P.S. – Why Doesn’t My Doctor Know About This?
I get asked this all the time: “Why doesn’t my doctor know about this?!”
My primary research on acid reflux and chronic cough has been available for decades. Dropping Acid has been a best-seller for a decade. And I was on TV and quoted in mainstream media for many years. But the medical community remains virtually unaware that LPR (laryngopharyngeal reflux), today often called silent reflux or respiratory reflux (all terms I coined), is a major cause of respiratory issues and chronic cough. In addition, neurogenic cough seems almost never properly diagnosed.
Thousands of my patients have been on a merry-go-round of specialists… a GI doctor, an ENT, an allergist, an asthma specialist. They’ve had tens of thousands of dollars of tests, prescriptions for medications that never could have helped them, and their respiratory issues never improved.

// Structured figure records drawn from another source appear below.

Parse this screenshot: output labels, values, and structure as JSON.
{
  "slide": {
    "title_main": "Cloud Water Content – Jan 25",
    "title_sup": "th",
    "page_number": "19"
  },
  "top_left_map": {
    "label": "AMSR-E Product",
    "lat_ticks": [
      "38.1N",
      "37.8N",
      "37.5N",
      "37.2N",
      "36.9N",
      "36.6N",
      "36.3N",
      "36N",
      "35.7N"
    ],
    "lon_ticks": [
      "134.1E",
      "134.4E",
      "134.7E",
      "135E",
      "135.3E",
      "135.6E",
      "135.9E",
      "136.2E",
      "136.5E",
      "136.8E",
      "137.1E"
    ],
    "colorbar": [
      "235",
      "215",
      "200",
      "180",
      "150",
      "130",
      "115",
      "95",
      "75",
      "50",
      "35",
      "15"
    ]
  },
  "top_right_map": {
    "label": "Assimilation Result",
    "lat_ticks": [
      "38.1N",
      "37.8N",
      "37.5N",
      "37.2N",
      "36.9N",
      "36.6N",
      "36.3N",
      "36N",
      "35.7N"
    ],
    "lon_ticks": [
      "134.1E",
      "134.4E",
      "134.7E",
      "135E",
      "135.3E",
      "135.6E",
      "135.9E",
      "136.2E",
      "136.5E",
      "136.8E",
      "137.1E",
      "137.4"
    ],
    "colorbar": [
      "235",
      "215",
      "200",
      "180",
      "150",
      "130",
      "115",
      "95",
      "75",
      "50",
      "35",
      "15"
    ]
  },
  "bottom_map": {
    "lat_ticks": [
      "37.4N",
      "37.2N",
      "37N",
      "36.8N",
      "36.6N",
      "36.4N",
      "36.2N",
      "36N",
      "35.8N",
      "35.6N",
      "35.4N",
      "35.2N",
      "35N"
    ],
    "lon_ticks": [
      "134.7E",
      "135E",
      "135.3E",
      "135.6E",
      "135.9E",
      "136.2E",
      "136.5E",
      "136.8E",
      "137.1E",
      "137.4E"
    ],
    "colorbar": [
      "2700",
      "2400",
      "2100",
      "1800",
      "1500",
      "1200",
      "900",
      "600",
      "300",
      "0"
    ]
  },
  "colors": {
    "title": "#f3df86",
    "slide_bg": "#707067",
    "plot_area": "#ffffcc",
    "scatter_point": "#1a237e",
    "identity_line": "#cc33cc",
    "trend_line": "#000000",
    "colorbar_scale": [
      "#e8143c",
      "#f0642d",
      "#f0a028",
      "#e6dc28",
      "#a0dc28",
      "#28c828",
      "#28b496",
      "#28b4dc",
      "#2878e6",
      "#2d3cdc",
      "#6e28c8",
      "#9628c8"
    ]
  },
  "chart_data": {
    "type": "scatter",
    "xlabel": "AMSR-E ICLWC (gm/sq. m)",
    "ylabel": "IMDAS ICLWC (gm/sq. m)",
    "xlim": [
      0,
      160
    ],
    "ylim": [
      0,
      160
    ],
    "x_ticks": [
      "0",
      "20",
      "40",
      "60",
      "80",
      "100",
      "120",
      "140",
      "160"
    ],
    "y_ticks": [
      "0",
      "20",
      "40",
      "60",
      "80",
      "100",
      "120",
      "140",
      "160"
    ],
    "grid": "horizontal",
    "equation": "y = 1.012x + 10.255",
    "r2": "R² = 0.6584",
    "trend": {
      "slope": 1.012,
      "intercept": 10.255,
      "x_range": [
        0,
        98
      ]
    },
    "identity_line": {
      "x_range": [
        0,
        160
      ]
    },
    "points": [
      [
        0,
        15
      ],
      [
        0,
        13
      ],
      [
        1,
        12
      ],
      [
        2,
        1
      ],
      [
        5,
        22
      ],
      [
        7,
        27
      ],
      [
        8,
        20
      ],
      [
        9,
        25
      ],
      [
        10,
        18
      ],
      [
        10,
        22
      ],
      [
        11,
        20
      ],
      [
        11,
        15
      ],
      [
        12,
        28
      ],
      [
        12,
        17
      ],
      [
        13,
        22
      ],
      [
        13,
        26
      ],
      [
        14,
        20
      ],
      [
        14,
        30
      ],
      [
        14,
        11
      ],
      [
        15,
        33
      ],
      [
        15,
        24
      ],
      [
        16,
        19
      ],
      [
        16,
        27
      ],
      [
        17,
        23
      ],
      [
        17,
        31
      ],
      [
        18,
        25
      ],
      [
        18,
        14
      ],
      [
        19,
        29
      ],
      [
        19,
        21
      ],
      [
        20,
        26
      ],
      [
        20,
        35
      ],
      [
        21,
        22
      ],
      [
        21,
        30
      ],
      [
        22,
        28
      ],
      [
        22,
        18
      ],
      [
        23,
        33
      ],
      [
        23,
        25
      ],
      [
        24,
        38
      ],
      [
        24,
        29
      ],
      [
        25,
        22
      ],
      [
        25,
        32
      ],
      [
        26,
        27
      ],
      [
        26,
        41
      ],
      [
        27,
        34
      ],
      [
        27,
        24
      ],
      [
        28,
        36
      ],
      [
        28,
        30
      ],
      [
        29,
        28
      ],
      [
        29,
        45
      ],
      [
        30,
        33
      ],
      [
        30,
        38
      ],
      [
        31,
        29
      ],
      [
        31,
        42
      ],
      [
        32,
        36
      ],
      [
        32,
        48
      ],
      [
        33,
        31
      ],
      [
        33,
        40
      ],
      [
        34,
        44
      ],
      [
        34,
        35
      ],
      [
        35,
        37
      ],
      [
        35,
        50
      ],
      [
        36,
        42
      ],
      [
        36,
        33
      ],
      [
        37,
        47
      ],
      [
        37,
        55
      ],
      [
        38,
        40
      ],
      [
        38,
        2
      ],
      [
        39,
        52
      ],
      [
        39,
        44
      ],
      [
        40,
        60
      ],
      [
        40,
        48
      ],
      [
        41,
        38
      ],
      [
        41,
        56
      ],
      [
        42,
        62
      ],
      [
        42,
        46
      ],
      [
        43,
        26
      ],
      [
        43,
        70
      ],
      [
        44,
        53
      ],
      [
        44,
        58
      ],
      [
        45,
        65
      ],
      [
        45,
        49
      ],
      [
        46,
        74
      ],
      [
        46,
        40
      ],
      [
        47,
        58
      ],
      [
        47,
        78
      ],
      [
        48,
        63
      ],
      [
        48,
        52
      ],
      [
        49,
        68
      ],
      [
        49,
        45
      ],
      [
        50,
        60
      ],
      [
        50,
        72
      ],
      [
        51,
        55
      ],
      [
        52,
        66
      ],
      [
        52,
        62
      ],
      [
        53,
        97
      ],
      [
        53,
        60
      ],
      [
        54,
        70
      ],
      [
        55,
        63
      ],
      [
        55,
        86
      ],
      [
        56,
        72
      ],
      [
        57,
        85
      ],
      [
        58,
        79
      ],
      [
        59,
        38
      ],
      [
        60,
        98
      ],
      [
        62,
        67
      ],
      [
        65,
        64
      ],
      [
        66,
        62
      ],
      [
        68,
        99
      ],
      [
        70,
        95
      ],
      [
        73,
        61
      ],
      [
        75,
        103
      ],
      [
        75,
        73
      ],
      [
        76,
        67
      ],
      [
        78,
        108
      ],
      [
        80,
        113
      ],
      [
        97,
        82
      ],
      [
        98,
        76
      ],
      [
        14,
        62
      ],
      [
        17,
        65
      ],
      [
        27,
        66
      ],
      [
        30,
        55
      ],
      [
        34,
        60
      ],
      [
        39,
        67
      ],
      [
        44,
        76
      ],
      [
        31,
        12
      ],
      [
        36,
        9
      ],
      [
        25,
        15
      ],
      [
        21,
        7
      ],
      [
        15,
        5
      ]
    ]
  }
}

The problem in the U.S. is over-specialization. Most Americans mistakenly believe that they must see specialists for almost every medical problem. What people don’t know is that specialists determine what services insurance will pay the most for, and they can choose to deliver those expensive services… even for patients who don’t need them! The idea of dividing the body up into small, non-overlapping, anatomic areas makes no sense. The respiratory and digestive systems are intimately connected, and specialists do not seem to know that.
Imagine building a house by allowing each workman to do his own thing. The plumber would put a sink in every room. The electrician would install chandeliers on every ceiling. The carpenter would panel every room in luxurious wood. That’s how America’s medical specialist system works.
The evolution of my personal medical practice as an expert in acid reflux that affects the throat and airway (LPR, silent reflux, respiratory reflux – all terms that I coined) helped me see that silent respiratory reflux was ubiquitous. That means it’s all over the place, and it’s likely in almost half of Americans. REFLUX is the single most common cause of “allergies,” “asthma,” “sinus disease,” true sleep apnea, and chronic cough.
Please read up and advocate for yourself, finding solutions that may be elusive through traditional care channels.